Seeing SARS – the Remarkable Story of June Almeida

In this blog we continue our celebration of women in science by looking back at the career of June Almeida, the internationally renowned Scottish virologist who became a pioneer in the imaging and identification of viruses

Development of a Novel Microscopy Technique

Early on in her career, Almeida worked as an electron microscopy technician at the Ontario Cancer Institute in Canada. There she developed a novel imaging technique for the detection of viruses, known as immune electron microscopy (IEM) (Almeida 2008). This technique involves the detection of molecules at the ultrastructural level by labeling them with specific antibodies attached to colloidal gold particles. When a beam of electrons encounters the colloidal gold particles on an antibody bound to its antigen an electron-dense label is produced. The electron beam is then scanned and the position of the beam, combined with the intensity of the signal, is used to produce an image, referred to as an electron micrograph. This allows detection and visualization of the colloidal gold particles and therefore the target molecule. If the antigen is located on the surface of the cell, scanning electron microscopy (SEM), where the beam of electrons is streamed across the surface of a sample can be used to visualize it.

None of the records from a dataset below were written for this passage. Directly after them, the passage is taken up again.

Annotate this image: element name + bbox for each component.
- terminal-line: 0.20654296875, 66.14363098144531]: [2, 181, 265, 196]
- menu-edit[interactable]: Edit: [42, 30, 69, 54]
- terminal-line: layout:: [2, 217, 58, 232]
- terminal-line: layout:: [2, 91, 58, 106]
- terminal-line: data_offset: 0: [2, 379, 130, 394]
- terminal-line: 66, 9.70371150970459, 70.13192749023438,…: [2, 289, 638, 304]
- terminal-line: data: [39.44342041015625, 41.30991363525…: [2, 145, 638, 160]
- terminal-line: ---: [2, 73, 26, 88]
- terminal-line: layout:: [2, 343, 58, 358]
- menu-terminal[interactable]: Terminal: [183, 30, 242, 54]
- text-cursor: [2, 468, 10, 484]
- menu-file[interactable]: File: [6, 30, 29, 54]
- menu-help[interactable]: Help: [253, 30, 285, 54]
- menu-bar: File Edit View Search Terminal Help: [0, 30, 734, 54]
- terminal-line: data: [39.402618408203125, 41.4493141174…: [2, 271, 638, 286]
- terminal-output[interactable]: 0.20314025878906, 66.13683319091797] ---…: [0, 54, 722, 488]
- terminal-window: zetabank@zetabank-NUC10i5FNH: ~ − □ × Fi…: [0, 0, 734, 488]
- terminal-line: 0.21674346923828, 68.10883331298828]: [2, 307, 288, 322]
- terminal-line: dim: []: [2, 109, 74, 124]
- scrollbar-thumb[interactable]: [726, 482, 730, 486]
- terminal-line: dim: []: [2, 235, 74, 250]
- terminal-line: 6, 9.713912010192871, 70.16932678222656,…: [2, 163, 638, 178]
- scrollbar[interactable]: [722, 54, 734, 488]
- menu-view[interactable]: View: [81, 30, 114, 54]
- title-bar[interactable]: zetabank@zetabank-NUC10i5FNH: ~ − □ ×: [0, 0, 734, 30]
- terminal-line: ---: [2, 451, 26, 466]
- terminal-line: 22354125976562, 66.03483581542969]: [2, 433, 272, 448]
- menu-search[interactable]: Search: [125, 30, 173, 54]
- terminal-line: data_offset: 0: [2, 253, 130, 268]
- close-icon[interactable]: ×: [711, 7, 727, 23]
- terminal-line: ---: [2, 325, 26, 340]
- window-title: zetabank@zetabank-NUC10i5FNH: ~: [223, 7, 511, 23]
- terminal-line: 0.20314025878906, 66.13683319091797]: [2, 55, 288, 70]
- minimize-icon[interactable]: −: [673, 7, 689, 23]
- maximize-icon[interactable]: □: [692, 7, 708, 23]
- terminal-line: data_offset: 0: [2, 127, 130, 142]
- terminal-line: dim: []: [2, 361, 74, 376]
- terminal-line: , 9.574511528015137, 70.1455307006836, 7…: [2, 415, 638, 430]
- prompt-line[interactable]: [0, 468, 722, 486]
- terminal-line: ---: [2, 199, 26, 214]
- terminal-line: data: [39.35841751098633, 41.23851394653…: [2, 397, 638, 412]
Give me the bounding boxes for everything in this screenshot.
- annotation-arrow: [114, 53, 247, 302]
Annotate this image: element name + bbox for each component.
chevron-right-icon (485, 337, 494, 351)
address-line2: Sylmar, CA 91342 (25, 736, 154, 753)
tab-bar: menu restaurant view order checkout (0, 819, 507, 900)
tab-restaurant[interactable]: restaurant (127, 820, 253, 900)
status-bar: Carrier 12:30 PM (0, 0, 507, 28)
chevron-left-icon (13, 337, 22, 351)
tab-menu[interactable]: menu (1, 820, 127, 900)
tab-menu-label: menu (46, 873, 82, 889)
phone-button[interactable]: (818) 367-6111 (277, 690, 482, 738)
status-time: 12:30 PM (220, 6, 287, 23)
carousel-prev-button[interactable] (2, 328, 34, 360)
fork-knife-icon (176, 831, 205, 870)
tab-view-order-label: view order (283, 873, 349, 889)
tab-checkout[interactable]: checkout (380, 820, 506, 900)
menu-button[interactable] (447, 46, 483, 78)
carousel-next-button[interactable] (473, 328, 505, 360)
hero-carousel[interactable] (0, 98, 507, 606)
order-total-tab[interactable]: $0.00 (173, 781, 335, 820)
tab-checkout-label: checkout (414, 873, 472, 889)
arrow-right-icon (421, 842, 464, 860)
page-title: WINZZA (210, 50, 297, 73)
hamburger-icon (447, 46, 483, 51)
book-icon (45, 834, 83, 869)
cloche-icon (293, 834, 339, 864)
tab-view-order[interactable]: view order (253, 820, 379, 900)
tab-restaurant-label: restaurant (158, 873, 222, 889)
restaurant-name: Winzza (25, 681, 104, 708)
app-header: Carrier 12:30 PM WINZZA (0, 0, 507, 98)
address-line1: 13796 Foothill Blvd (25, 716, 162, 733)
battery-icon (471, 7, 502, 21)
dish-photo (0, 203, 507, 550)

When the antigen is located inside a cell, transmission electron microscopy (TEM) is required. With TEM, the beam of electrons is transmitted through a specimen, rather than across the surface, in order to form an image.

The use of antibodies in combination with electron microscopy enables researchers to distinguish between different microscopic organisms, which would have previously been impossible to achieve with electron microscopy alone. The specificity of antibodies means that antibody-bound colloidal gold particles will recognize the exact target, like a molecule found on a virus. This enables precise detection and positive identification of a virus within a sample.

Colloidal gold particles of different sizes can also easily be distinguished in electron micrographs, allowing specimens to be labeled with multiple antibodies attached to different sized colloidal gold particles at the same time.

Powering Vaccine Discovery

Almeida used this IEM technique to study several viruses including rubella and hepatitis B. This led to the identification of two distinct components of the hepatitis B virus: an outer lipid envelope and an icosahedral nucleocapsid core made of protein that encloses the viral DNA. The hepatitis B vaccine, which stimulates the production of antibodies in response to the surface component of the virus, was based on this discovery and is a key component of the hepatitis B vaccine still in use today (Almeida 2008,  Dienstag and Purcell 1977).

Later in her career, while working at St Thomas's Hospital Medical School, Almeida collaborated with Dr David Tyrrell, Director of the Common Cold Research Centre, who at the time was investigating rhinoviruses. Tyrrell had developed a new technique of organ culture, whereby parts of an organ or a whole organ are cultured in vitro. Organ culture allows the structure of organ tissue to be maintained and directed towards normal development. The organ tissue can then be inoculated with a virus, allowing the virus to be cultivated, eliminating the need for human volunteers in the study of viruses. Tyrell’s organ culture technique combined with Almeida’s IEM technique eventually resulted in the successful detection of rhinoviruses (Almeida 2008).

Identification of a New Type of Virus

Tyrrell’s team of researchers had collected samples of a flu-like virus from a sick schoolboy. However, they were having trouble cultivating this virus using traditional methods, leading them to suspect that this might be a completely new type of virus (Broklehurst 2020).

Tyrrell sent some of these samples to Almeida in the hopes that she would be able to identify the virus using the IEM technique. Almeida was able to successfully produce clear images of the virus and noted that it resembled two similar viruses she had previously imaged while studying bronchitis in chickens and murine hepatitis (Brocklehurst 2020). These had previously been dismissed as poor images of influenza viruses. However, the images of the virus in the samples from the schoolboy combined with the images from Almeida’s previous work convinced Almeida and Tyrrell that these were in fact a new family of viruses.

Inspired by the virus’ halo-like structure, Alemeida and Tyrrell decided to name the new family of viruses after the Latin word for crown, corona. This family of viruses, referred to as coronaviruses, is known to cause respiratory tract infections in mammals and birds and includes severe acute respiratory syndrome coronavirus (SARS) and SARS-CoV-2, also known as COVID-19 (Almeida et al. 1968, Brocklehurst 2020).

Almeida also taught other virologists how to perform IEM, including Albert Kapikian, who used the technique to identify Norovirus, the cause of ‘winter vomiting disease’. This approach also enabled healthcare workers to visualize the hepatitis A virus for the first time (Almeida 2008, Banatvala 2011).

Today, IEM is still one of the most sensitive methods available for the detection and diagnosis of viruses and June Almeida’s pioneering approach revolutionized the virology field. Her contribution to the field of virology is monumental with many of her electron micrographs still published in textbooks many decades later and IEM continuing to enable virologists to study new viruses like SARS-CoV-2. It is likely she will remain an inspiration for many generations of scientists.